All of that changed seven plays into the Vols’ season opener against UCLA when Colquitt went down with a season-ending knee injury. In a 25-23 loss, Helton, Manning, and Stewart each played. Helton soon dropped out of the picture, but the two freshmen continued to split time until the aforementioned Alabama game, in which Manning actually struggled mightily, going 10-for-18 for 138 yards with two interceptions with no touchdowns. Meanwhile, in his only series of the game, Stewart led the Vols on a 71-yard drive that ended with a field goal just before halftime. Manning especially drew the ire of Vols fans for failing to find a wide-open receiver on what would have been a game-winning touchdown. Afterward, it wasn’t obvious to everyone that Fulmer had made the right decision to stick with Archie’s son. Says Stephen White, a former Vols defensive lineman and seven-year NFL veteran: “Plenty of Vols fans were furious. I really do believe the fact that [Stewart’s] game so closely resembled Shuler’s had endeared him to a lot of our fans. I do believe had he stuck it out, then the guy who performed the best that spring would have gotten the job. Can’t turn back the clock, and I can’t say for sure he would have supplanted Peyton that spring, but I certainly would have loved to see it play all the way out.”

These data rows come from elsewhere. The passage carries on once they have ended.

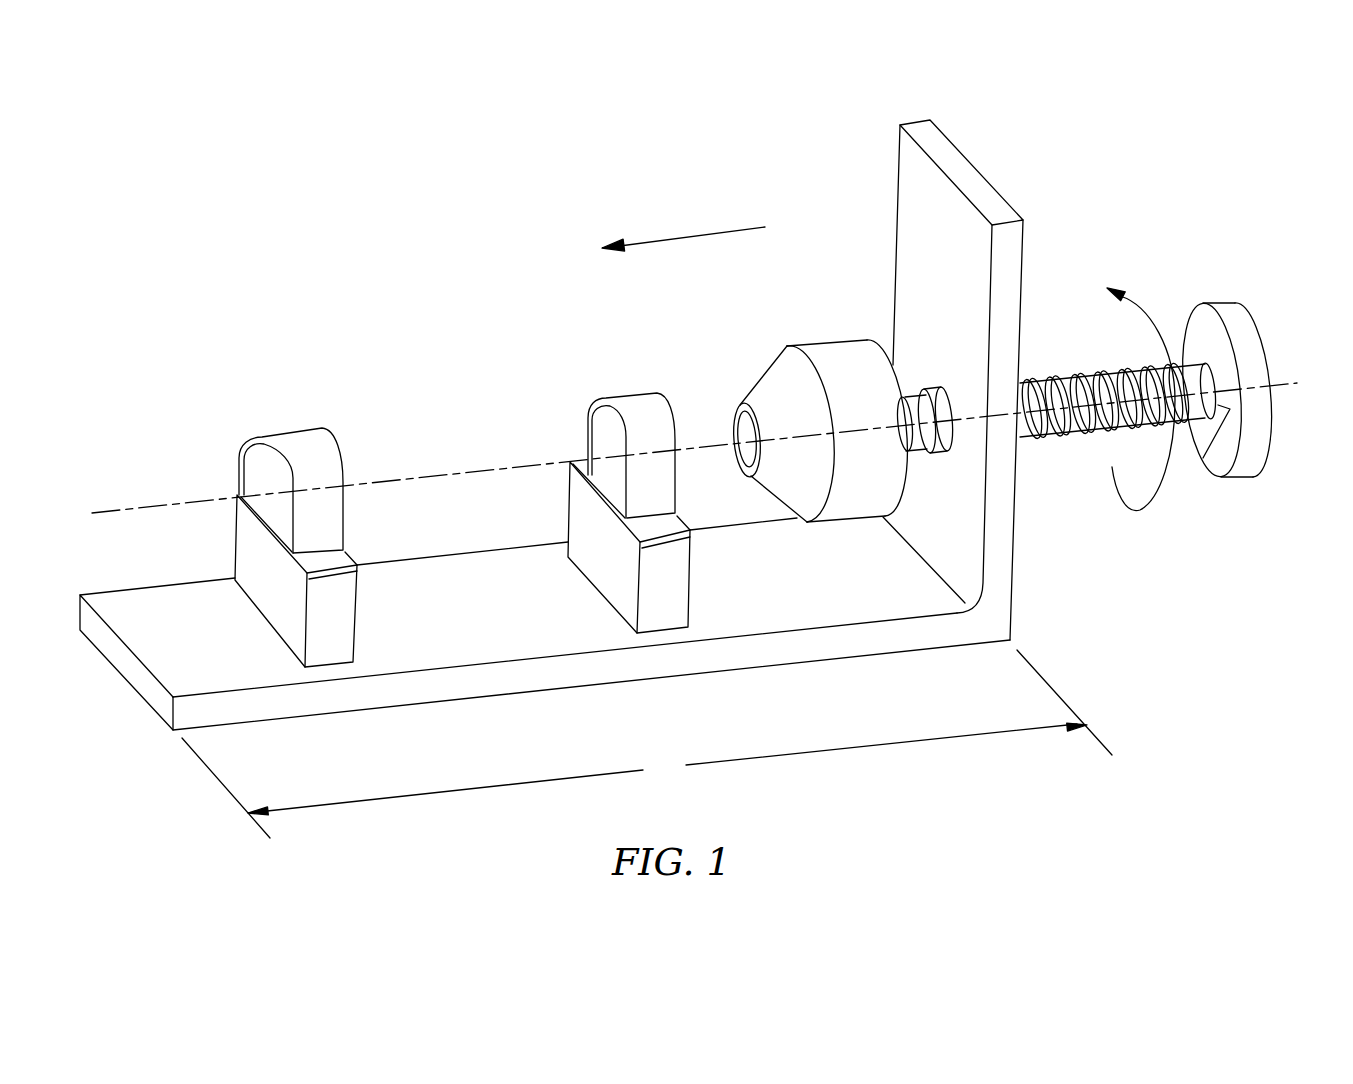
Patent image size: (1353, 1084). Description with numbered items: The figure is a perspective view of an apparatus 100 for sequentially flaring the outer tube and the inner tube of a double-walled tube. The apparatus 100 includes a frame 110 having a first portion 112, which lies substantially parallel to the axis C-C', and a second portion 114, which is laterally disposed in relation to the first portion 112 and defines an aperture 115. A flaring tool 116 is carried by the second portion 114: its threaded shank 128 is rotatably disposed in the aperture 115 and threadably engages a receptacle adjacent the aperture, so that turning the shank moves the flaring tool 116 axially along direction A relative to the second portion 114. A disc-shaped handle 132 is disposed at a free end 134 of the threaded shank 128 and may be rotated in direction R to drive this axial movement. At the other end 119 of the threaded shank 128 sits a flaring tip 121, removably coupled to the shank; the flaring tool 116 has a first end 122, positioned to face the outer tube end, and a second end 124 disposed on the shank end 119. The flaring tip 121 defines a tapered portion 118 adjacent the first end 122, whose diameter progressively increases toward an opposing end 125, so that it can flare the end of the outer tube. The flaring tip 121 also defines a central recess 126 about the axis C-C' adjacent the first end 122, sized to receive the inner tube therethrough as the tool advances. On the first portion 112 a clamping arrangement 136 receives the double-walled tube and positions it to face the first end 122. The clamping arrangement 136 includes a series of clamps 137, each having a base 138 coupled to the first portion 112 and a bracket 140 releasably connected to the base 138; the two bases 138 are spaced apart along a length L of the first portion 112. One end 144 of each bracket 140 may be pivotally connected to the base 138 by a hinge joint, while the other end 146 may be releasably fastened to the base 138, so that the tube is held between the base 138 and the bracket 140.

The apparatus 100 is at (252, 180).
The frame 110 is at (1025, 597).
The first portion 112 is at (740, 617).
The second portion 114 is at (963, 282).
The aperture 115 is at (938, 449).
The flaring tool 116 is at (1108, 497).
The tapered portion 118 is at (765, 388).
The end of threaded shank 119 is at (913, 390).
The flaring tip 121 is at (806, 315).
The first end 122 is at (733, 407).
The second end 124 is at (905, 480).
The opposing end of tapered portion 125 is at (828, 455).
The central recess 126 is at (742, 452).
The threaded shank 128 is at (1035, 397).
The handle 132 is at (1243, 358).
The free end 134 is at (1220, 415).
The clamping arrangement 136 is at (172, 431).
The clamp 137 is at (198, 405).
The base 138 is at (340, 622).
The bracket 140 is at (307, 453).
The one end of bracket 144 is at (332, 555).
The other end of bracket 146 is at (248, 490).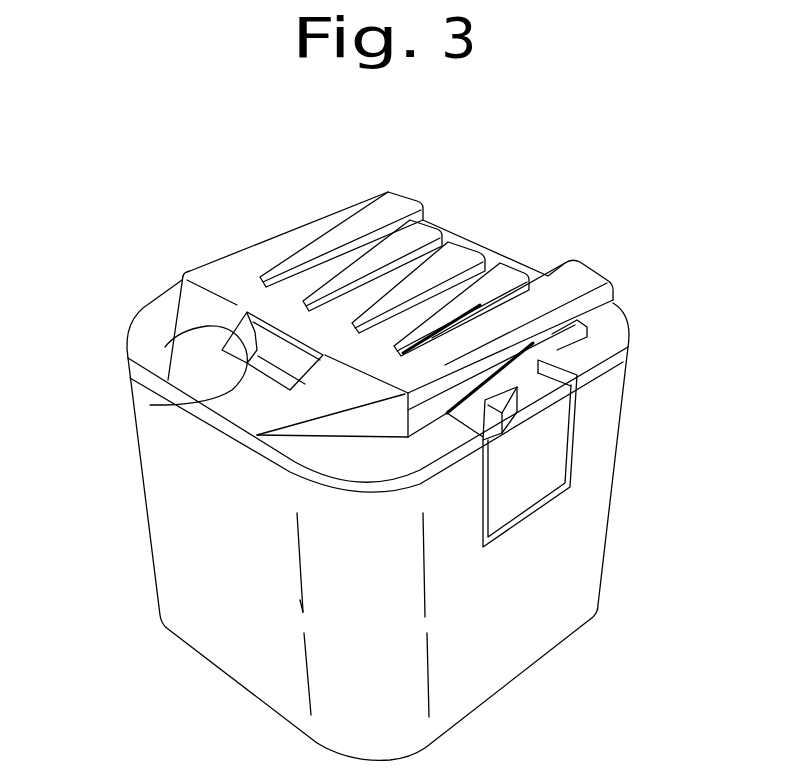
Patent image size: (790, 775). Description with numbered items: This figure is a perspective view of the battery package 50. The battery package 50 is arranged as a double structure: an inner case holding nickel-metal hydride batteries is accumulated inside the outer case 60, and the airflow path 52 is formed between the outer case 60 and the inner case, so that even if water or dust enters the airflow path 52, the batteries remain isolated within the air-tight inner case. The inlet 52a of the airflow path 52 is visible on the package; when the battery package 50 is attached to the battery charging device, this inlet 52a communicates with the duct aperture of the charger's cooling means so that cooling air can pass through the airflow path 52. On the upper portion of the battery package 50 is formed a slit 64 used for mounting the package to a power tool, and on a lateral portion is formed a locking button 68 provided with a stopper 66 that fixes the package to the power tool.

The battery package 50 is at (497, 179).
The airflow path 52 is at (165, 347).
The inlet 52a is at (175, 405).
The outer case 60 is at (493, 677).
The slit 64 is at (305, 262).
The stopper 66 is at (520, 413).
The locking button 68 is at (553, 450).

The way it played out was Stewart, feeling like the coaches had already made their choice, transferred after the season to Texas A&M, where he started parts of three seasons and led the Aggies to their last conference title — and only BCS berth — in 1998.

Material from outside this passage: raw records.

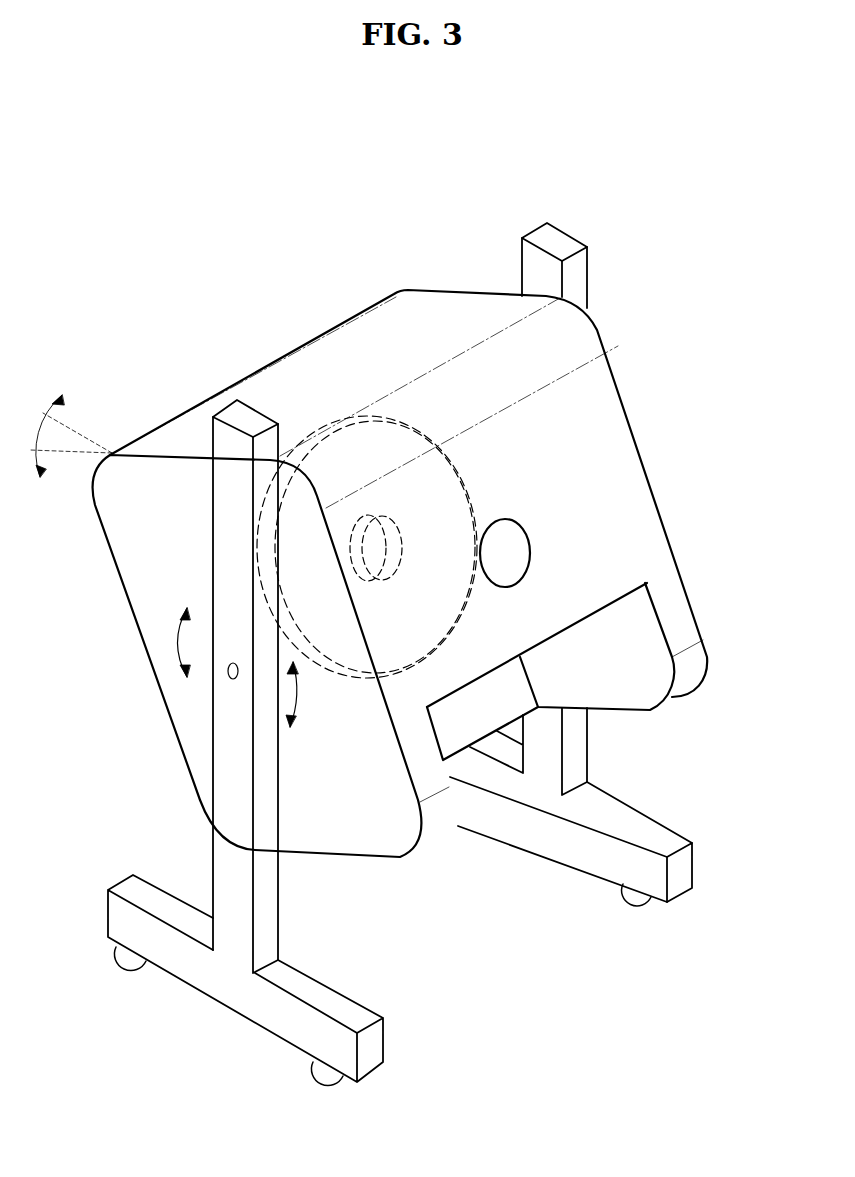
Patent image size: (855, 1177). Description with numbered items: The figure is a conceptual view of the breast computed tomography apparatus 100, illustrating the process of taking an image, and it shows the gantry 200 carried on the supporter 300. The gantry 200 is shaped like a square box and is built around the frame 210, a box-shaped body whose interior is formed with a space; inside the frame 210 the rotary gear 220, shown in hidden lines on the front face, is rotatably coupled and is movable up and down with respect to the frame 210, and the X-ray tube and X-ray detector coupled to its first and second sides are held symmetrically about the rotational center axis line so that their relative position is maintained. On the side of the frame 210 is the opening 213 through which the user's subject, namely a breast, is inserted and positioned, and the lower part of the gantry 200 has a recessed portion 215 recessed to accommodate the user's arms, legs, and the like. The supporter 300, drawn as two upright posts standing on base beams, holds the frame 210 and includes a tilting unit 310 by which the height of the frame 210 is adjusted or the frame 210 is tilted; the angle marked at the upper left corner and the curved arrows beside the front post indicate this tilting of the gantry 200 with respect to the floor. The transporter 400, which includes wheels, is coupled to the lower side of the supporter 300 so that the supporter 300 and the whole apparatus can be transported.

The breast computed tomography apparatus 100 is at (181, 165).
The gantry 200 is at (712, 361).
The frame 210 is at (620, 392).
The opening 213 is at (513, 537).
The recessed portion 215 is at (610, 633).
The rotary gear 220 is at (328, 433).
The supporter 300 is at (562, 232).
The tilting unit 310 is at (228, 672).
The transporter 400 is at (132, 958).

Stewart leaves the field after a 36-33 win over Kansas State in the 1998 Big 12 Championship Game. Brian Bahr / Getty

Nearly 20 years later, Manning remains one of the NFL’s top quarterbacks and seems destined for a bust in Canton. Stewart runs his own software company in Austin and is the married father of 3-year-old twins.

A self-proclaimed “quick study with computer science,” Stewart passed on a few opportunities to play football professionally and headed to Austin to join the city’s fledgling startup community after graduating from A&M. “I was excited to move on to the next chapter,” he said. “Plus, [Austin] is the best city in Texas.” (That’s something few Aggies would ever admit publicly.) He bounced from startup to startup working on projects involving sales and marketing. And he recently put all that experience to use to raise capital and create a company that handles marketing for small business owners. Stewart says the company, OutboundEngine, is growing at a rate of 300% a year.

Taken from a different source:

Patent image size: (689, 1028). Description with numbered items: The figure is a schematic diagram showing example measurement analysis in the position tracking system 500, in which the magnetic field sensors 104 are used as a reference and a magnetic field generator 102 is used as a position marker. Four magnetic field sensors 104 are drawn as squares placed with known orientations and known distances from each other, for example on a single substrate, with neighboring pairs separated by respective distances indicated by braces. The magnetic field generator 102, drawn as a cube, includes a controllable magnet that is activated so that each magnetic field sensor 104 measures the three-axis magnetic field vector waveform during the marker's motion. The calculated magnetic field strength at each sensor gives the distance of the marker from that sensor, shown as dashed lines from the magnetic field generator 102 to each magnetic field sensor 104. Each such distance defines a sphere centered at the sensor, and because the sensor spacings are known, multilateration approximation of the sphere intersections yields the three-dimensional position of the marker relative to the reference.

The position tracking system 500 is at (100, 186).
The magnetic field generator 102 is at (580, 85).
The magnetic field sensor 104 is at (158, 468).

He’s not bitter about that fall in Knoxville, though he notes Manning did once lock him out of the football facility to keep him from watching film. The account was verified in Peyton Manning: A Biography, which also recounts an occasion when Manning refused Stewart’s offer to watch film together and then watched two hours on his own to gain an edge. “He worked as hard as anyone I’ve ever been around in or out of football,” Stewart said. “I don’t think anyone could say he didn’t work for what he achieved. I learned a lot from him.”

Stewart also played a small role in the ascendance of another major figure in present-day football — Art Briles, who was his high school coach at Stephenville and later went on to coach Heisman Trophy–winning quarterback Robert Griffin III at Baylor and record-breaking quarterbacks Kevin Kolb and Case Keenum at the University of Houston. At the moment, Briles’ Baylor offense is the best in the country by some measures, and he’s always mentioned as a potential replacement for Mack Brown should the University of Texas coach resign or get fired after several down seasons. Stewart was one of the first quarterbacks to bring attention to Briles’ system, winning two straight state championships at Stephenville and piloting what was then the third-most productive offense in high school history.

“Branndon was a big, strong kid that could run,” Briles told BuzzFeed. “He was kind of a man amongst boys. He was a great fit.” Just not at Tennessee.